We may have a renter; a family came to look at the house for a second visit, and the house was clean and presentable today, so it my happen! We may have to be out by July 1! I wonder where we will live through July. It may be that I will have to close everything up earlier than planned. I ought to be more agitated about it; instead, I feel relieved. We will ramp up our moving date! Yeah!

I look back and have to admit that it is only ten weeks or so that we have been organizing the house, and I have been gone for two weeks of that, so that reduces the torture to only about eight weeks. I have let it irritate and overwhelm me, but with the end in sight, I am looking forward to our move. I will check the airfares and try to focus more on closing at least one of the offices by th end of June.

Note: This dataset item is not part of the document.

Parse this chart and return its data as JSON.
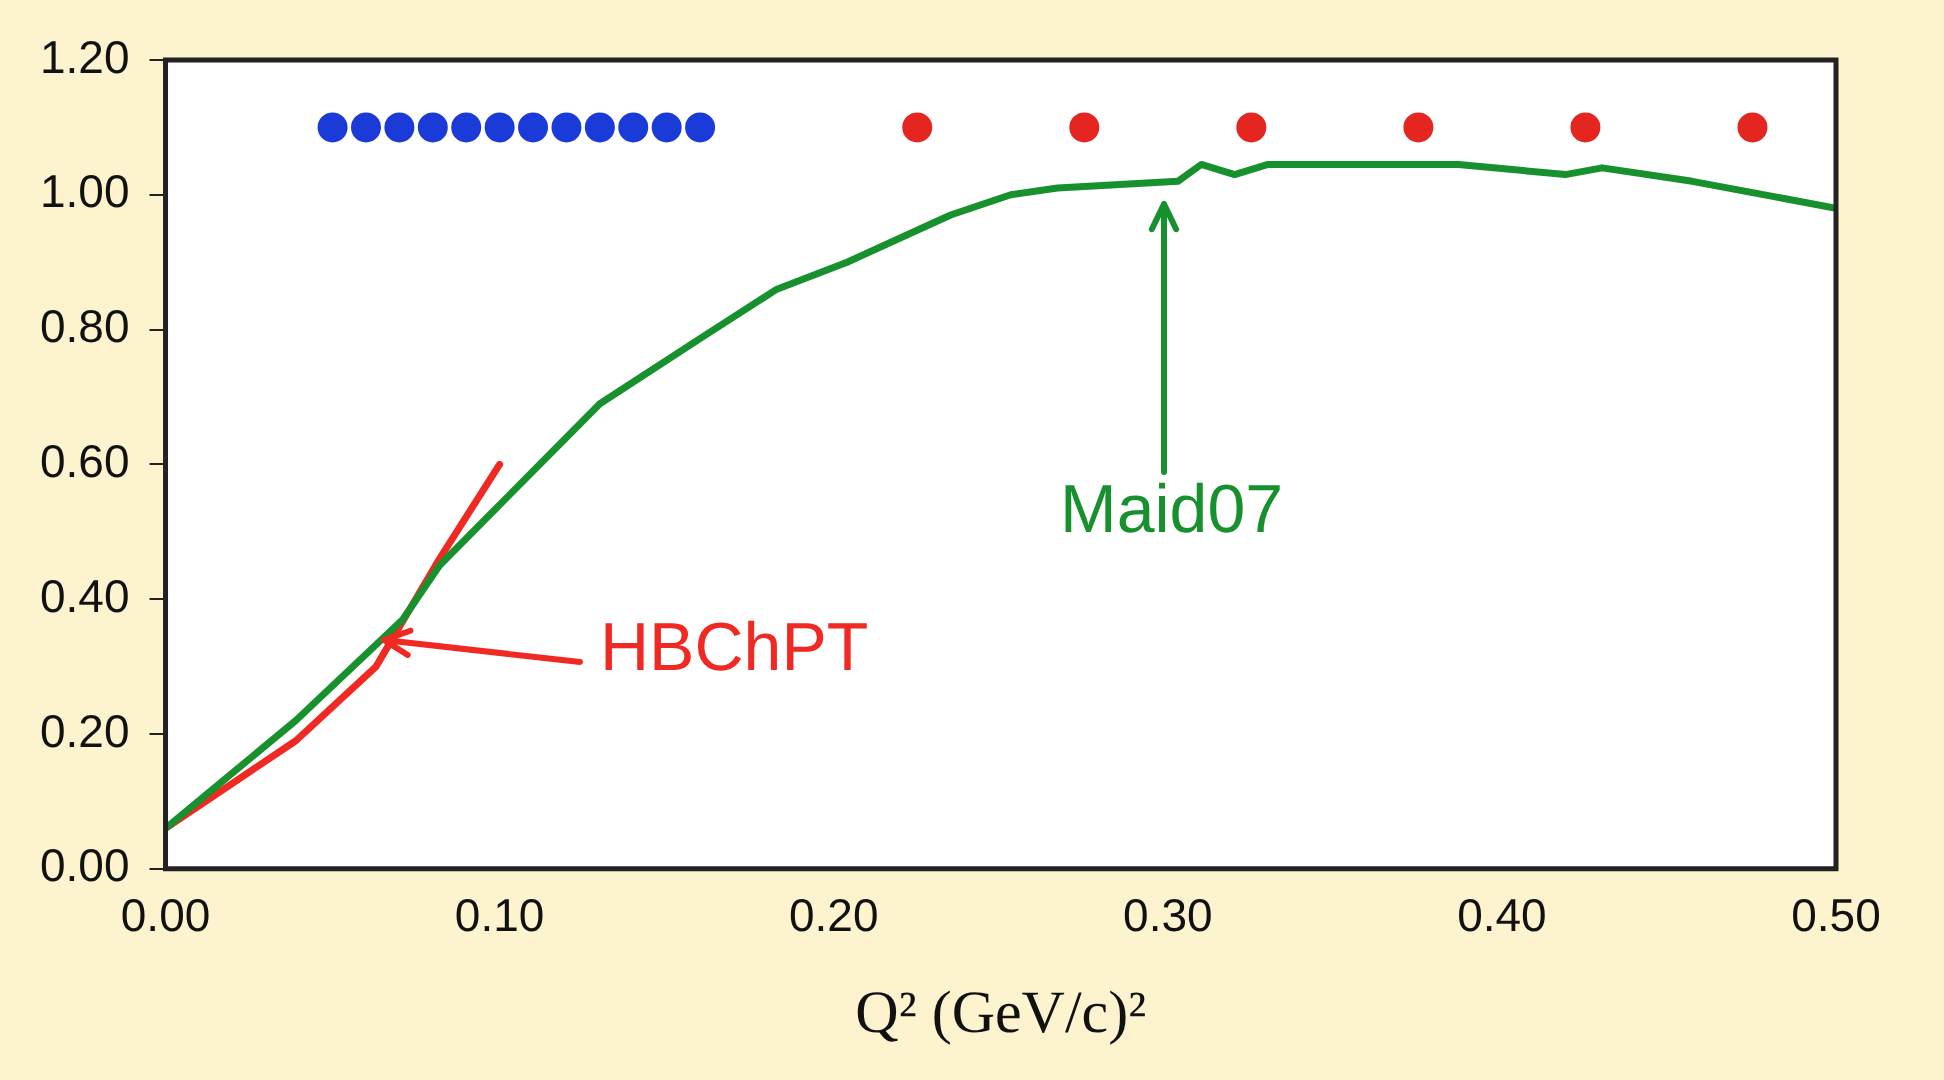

Eric will be teaching in Woods Hole for eight weeks, so Maya and I will be alone in Baltimore for several weeks, visiting Cape Cod on the weekends. Maya will be in a ballet camp and I will be in the office wading through gargantuan quantities of paperwork. My secretary has stopped filing for me. I am not sure if that is because it is such a disaster in the office (it really isn't too awful, I am just trying to understand her behaviour) or as a revolt because I am leaving. I do not expect to return to two offices; that has been far too complicated. After a year away, I will want a more simple life.

I am actually feeling a smidgen of excitement. It is starting to bubble up a bit here and there. Eric and I have worked hard and accomplished alot. I went on the Canadian Embassy website and registered for my stay in Ecuador. Eric, Tara and Maya will sign up with the American Embassy. Although I am sure that if necessary the Americans will be helpful to me, at least as far as I am related to three American citizens, I did not have a good experience with the American Embassy in Rome. I had been there with Tara and Maya several years ago when my wallet was stolen (very skillfully in the subway between the main train station and the Vatican). My green card vanished along with credit cards and cash and I realized immediately what happened and was able to report to the police and walk over to the Spanish Steps and the very reliable American Express office and get some cash and a new credit card. However, without a green card, I could not return to the United States. I called the American Embassy in Rome several times initally asking, and later begging for the appropriate papers to get me back into the US. They rebuffed me over and over again and told me that my children ( 2 and 12 at the time) were welcome to return without me and that I had no status in the US and they would not help me. I was in a panic, running thorugh the streets of Rome to my hotel, to the police, to the Embassy, which was heavily fortified after 9-11. I kept calling them trying to convince someone to help me. I hung out at the Cafe de Paris on Via Veneto eating gelato with the children,waiting for some sign that I could enter the embassy. After a few days I finally was given permission to enter the courtyard of the embassy, with Tara and Maya in tow, to argue my case and procure a letter which would facilitate my passage through immigration. I did finally return to the United States, but have had difficutly entering through immigration almost every time I go through. I have been at Dulles for six hours in immigration. In Maimi it is usually three hours. The immigration officers keep reminding me of my unfortunate status in the United States. But not enough to convince me to get American citizenship. I suppose after 20 years of living in the United States, I am American, but I cannot quite make that step. It would make my travel so much easier.

I expressed my hesitation about our move to more than one patient today. My impression is that my patients were doing the therapy today, encouraging me, supporting me, making me feel far better as the day progressed. One in particular was so convincing that her words keep resonating! This year in Ecuador will be an incredible one; we will be marveling about it for the rest of our lives.